A repressão e as tentativas de cooptação e desmobilização popular a serviço da expulsão das populações pobres das áreas centrais das grandes cidades são um exemplo cabal das violações de direitos humanos e sociais fundamentais. Por Marcelo Lopes de Souza [*]
Não pretendo, com o título deste artigo, (ser mais um a) banalizar e abusar da fórmula lefebvriana do “direito à cidade”. Na verdade, diante de interpretações cada vez mais “aguadas” dessa expressão – convertida em um simpático slogan, à disposição de interesses tão diferentes quanto os de movimentos sociais emancipatórios, intelectuais de esquerda com e sem aspas, ONGs, instituições governamentais e organismos internacionais –, cabe, isso sim, clamar por um mínimo de clareza político-estratégica, ao mesmo tempo em que cumpre relembrar: para o marxista heterodoxo Henri Lefebvre, o “direito à cidade” não se reduzia a simples conquistas materiais específicas (mais e melhor infraestrutura técnica e social, moradias populares, etc.) no interior da sociedade capitalista. O “direito à cidade” corresponde ao direito de fruição plena e igualitária dos recursos acumulados e concentrados nas cidades, o que só seria possível em outra sociedade. [1]
Complementarmente, vale a pena lembrar as contribuições do neoanarquista Murray Bookchin a propósito do tema da “urbanização sem cidades”: para ele, cada vez mais temos uma urbanização que, aparentemente de maneira paradoxal, se faz acompanhar pela dissolução das cidades em um sentido profundo, sociopolítico. [2] O que se tem, cada vez mais, são entidades espaciais enormes, mas crescentemente desprovidas de verdadeira vida pública. Há, em meio a uma espécie de antítese cada vez mais nítida entre urbanização e “cidadização” (“citification”: neologismo que, em Bookchin, significa a formação de cidades autênticas, com uma vida pública vibrante), uma lição fundamental a ser extraída: sem a superação do capitalismo e de sua espacialidade, o que vulgarmente se vai acomodando por trás da fórmula do “direito à cidade” não passa e não passará jamais de migalhas ou magras conquistas, por mais importantes que possam ser para quem padece, nas favelas, loteamentos irregulares e outros espaços segregados, com a falta de saneamento básico, com riscos ambientais elevados, com doenças e com a ausência de padrões mínimos de conforto.

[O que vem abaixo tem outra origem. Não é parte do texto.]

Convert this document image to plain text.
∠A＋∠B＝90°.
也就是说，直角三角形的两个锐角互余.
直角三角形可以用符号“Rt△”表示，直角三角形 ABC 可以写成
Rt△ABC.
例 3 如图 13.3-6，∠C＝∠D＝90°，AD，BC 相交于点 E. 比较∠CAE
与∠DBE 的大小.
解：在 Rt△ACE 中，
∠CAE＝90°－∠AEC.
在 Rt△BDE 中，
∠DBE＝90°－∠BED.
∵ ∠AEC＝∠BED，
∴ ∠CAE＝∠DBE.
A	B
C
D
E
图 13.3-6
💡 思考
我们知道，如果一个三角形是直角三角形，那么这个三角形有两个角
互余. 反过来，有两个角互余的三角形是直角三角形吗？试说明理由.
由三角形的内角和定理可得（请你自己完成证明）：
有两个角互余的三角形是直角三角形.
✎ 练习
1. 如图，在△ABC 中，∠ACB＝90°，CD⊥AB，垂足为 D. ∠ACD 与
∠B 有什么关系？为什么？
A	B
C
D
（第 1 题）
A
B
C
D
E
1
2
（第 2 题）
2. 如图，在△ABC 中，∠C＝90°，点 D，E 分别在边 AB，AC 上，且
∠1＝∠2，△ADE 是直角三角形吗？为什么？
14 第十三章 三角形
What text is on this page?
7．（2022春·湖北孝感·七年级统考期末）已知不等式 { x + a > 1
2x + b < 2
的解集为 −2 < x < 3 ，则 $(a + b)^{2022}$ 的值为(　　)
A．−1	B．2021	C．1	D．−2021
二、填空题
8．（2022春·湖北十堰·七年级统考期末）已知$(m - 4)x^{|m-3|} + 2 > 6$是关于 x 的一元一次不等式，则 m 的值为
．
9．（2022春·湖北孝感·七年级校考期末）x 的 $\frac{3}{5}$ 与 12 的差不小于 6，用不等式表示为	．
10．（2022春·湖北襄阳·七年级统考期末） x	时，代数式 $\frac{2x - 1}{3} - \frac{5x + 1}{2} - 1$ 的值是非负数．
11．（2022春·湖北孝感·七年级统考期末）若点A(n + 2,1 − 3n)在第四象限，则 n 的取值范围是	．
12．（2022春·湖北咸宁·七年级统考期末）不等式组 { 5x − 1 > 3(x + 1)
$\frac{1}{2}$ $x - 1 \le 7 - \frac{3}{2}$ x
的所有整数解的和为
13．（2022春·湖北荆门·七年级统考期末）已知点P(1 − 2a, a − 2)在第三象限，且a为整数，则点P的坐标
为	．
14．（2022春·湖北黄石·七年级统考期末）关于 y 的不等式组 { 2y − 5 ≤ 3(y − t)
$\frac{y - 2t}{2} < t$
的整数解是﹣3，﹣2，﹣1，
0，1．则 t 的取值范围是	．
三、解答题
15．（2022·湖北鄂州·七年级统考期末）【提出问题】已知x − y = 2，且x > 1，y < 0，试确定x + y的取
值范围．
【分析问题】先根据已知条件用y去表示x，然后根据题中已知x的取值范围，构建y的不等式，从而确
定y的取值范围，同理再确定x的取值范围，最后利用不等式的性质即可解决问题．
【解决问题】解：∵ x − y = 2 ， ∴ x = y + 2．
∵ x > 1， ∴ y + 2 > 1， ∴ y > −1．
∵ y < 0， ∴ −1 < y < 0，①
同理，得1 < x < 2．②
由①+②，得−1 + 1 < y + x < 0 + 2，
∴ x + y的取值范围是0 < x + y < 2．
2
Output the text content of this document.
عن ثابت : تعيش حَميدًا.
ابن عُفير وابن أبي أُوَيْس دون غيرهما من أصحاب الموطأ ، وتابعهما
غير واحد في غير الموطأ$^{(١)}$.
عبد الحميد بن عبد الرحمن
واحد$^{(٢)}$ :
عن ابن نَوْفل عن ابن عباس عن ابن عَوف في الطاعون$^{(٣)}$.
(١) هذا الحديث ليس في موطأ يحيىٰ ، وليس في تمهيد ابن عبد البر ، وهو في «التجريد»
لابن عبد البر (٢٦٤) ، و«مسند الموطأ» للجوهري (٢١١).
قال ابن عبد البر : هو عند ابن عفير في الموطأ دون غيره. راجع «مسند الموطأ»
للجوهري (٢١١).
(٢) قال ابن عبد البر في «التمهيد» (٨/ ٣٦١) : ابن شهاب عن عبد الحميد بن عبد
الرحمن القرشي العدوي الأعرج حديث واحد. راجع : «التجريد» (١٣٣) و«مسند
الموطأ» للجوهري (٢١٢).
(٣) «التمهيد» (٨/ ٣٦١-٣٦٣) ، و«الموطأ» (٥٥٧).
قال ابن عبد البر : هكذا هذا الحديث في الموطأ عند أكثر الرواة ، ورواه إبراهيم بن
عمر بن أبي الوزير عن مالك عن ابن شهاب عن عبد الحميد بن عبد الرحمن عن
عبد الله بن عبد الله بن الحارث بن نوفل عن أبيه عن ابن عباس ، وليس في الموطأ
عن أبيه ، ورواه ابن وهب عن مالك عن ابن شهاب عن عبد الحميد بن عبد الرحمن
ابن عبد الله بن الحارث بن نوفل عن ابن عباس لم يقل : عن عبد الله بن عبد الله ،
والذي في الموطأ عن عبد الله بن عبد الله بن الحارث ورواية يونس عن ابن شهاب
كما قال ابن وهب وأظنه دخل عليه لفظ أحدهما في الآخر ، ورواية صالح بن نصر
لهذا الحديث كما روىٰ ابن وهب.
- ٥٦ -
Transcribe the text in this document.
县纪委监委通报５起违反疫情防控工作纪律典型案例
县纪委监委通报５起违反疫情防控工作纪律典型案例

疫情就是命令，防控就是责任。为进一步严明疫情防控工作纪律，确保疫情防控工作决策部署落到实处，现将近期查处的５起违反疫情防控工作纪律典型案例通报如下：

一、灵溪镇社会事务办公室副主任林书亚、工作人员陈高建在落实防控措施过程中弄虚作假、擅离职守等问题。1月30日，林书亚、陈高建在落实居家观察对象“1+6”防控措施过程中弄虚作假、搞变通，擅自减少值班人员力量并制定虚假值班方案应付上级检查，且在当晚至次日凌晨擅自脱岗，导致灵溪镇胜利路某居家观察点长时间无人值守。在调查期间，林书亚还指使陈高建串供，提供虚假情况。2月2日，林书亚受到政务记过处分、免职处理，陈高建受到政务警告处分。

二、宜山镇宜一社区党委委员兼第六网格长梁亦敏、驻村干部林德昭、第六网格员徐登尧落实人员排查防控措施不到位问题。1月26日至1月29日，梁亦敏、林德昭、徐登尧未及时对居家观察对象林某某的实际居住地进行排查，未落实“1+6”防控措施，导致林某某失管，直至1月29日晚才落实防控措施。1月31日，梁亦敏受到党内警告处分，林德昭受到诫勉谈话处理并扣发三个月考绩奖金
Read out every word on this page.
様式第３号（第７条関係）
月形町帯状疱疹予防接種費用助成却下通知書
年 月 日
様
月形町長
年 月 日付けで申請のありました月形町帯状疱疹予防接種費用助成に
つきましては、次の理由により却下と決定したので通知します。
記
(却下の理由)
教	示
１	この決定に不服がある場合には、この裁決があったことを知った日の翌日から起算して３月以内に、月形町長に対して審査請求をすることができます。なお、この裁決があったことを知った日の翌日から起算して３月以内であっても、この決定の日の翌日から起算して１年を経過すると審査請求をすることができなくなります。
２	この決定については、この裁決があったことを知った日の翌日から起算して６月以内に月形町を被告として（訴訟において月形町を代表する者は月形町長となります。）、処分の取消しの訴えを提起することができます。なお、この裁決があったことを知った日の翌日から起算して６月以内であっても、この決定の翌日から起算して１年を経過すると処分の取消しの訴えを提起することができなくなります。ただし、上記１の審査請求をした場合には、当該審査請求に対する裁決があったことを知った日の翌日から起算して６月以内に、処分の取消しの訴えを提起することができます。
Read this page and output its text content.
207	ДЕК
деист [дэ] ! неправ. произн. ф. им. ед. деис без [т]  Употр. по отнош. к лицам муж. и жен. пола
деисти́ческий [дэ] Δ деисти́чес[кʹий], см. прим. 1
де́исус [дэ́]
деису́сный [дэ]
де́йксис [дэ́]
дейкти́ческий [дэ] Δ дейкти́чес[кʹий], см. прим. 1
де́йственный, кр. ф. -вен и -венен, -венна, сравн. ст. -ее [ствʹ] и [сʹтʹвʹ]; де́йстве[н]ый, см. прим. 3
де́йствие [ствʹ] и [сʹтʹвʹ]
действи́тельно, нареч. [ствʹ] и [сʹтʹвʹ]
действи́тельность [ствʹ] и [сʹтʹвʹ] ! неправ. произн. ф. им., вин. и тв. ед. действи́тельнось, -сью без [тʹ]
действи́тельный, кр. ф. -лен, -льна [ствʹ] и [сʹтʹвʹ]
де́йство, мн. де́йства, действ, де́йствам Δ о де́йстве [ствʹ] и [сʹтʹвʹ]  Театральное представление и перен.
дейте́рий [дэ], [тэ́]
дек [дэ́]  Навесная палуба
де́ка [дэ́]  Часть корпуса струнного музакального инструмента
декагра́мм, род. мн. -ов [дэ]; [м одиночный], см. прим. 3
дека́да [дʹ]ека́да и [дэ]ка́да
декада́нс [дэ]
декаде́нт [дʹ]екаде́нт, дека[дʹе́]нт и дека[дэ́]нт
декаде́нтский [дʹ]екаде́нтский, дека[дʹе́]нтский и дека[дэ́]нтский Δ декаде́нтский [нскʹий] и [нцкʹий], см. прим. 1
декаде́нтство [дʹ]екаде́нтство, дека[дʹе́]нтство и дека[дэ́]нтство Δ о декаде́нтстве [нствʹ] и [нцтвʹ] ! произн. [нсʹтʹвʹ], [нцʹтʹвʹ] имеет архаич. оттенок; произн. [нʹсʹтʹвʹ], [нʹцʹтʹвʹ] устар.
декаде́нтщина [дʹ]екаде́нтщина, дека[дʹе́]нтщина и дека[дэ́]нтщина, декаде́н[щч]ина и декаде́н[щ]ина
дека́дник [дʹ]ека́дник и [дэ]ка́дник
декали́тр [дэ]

No entanto, a essencialmente geográfica questão da localização (na sua relação com a acessibilidade [3]) está por trás de atritos que se vêm avolumando nos últimos anos. Há um “direito” específico (não em sentido imediatamente jurídico, mas sim em sentido moral), de ordem “tática”, que deveria ser compreendido nos marcos de uma luta mais ampla, “estratégica”: o direito de a população pobre permanecer nas áreas centrais das nossas cidades. Esse “direito moral”, os esquemas e programas de “regularização fundiária” vêm tentando, para o bem e para o mal, converter em um direito legal assegurado (segurança jurídica da posse). No caso das favelas, avançou-se bastante no terreno legal, desde os anos 80; em se tratando de ocupações de sem-teto, e em especial de ocupações de prédios, porém, quase tudo ainda resta por fazer – inclusive no que se refere ao desafio de, ao “regularizar”, não (re)inscrever, pura e simplesmente, um determinado espaço plenamente no mundo da mercadoria, adicionalmente favorecendo a destruição de formas alternativas de sociabilidade (que florescem em várias ocupações) e a cooptação dos moradores. [4]
As favelas têm sido, há mais de um século, precursoras de uma luta pelo direito de residir nas áreas centrais. Se tomarmos o caso emblemático do Rio de Janeiro, verificaremos que essa luta já se inicia com a virada do século XIX para o século XX, assumindo contornos particularmente dramáticos com a erradicação, na esteira da reforma urbanística do prefeito Pereira Passos (1902-1906), de muitos cortiços e casas de cômodos: precisamente essa erradicação em massa, verdadeira “limpeza étnica” que mostra bem o espírito antipopular do que foi a República Velha, alimentou a suburbanização (a rigor, periferização) e, também, a favelização dos pobres.
Contudo, as favelas, espaços de resistência tão importantes até poucas décadas atrás – os quais, a partir da mobilização da Favela de Brás de Pina (em 1965), no Rio de Janeiro, desenvolveram uma tenaz luta contra as remoções promovidas durante o Regime Militar, que foi encampada pela antiga Federação das Associações de Favelas do Estado da Guanabara (FAFEG) –, foram, aos poucos, tombando vítimas da cooptação, da despolitização e de seus múltiplos agentes: políticos clientelistas, traficantes de drogas, igrejas neopentecostais… A atuação de uma pletora de ONGs (animadas por indivíduos de classe média), a partir sobretudo dos anos 90, longe de reverter o quadro, talvez até o tenha, em parte, agravado, ao se tentar impulsionar uma “inclusão social” às custas da verdadeira mobilização popular e da conscientização crítica.
O fato é que, nas áreas centrais, as favelas foram ocupar terrenos que poderiam ser qualificados de “terras marginais”, historicamente desprezadas pelos mais aquinhoados (encostas de morros, beira de rios e canais). [5] Hoje em dia, o movimento dos sem-teto, que tenta resgatar a bandeira da reforma urbana do “tecnocratismo de esquerda” que a arrebatou na década de 90, [6] ocupa, muitas vezes, terrenos periféricos (como é o caso em São Paulo, em Salvador, em Belo Horizonte e mesmo no Rio de Janeiro), mas também territorializa, outras tantas vezes, prédios “abandonados” e ociosos (a exemplo de São Paulo, Porto Alegre e, principalmente, do Rio de Janeiro).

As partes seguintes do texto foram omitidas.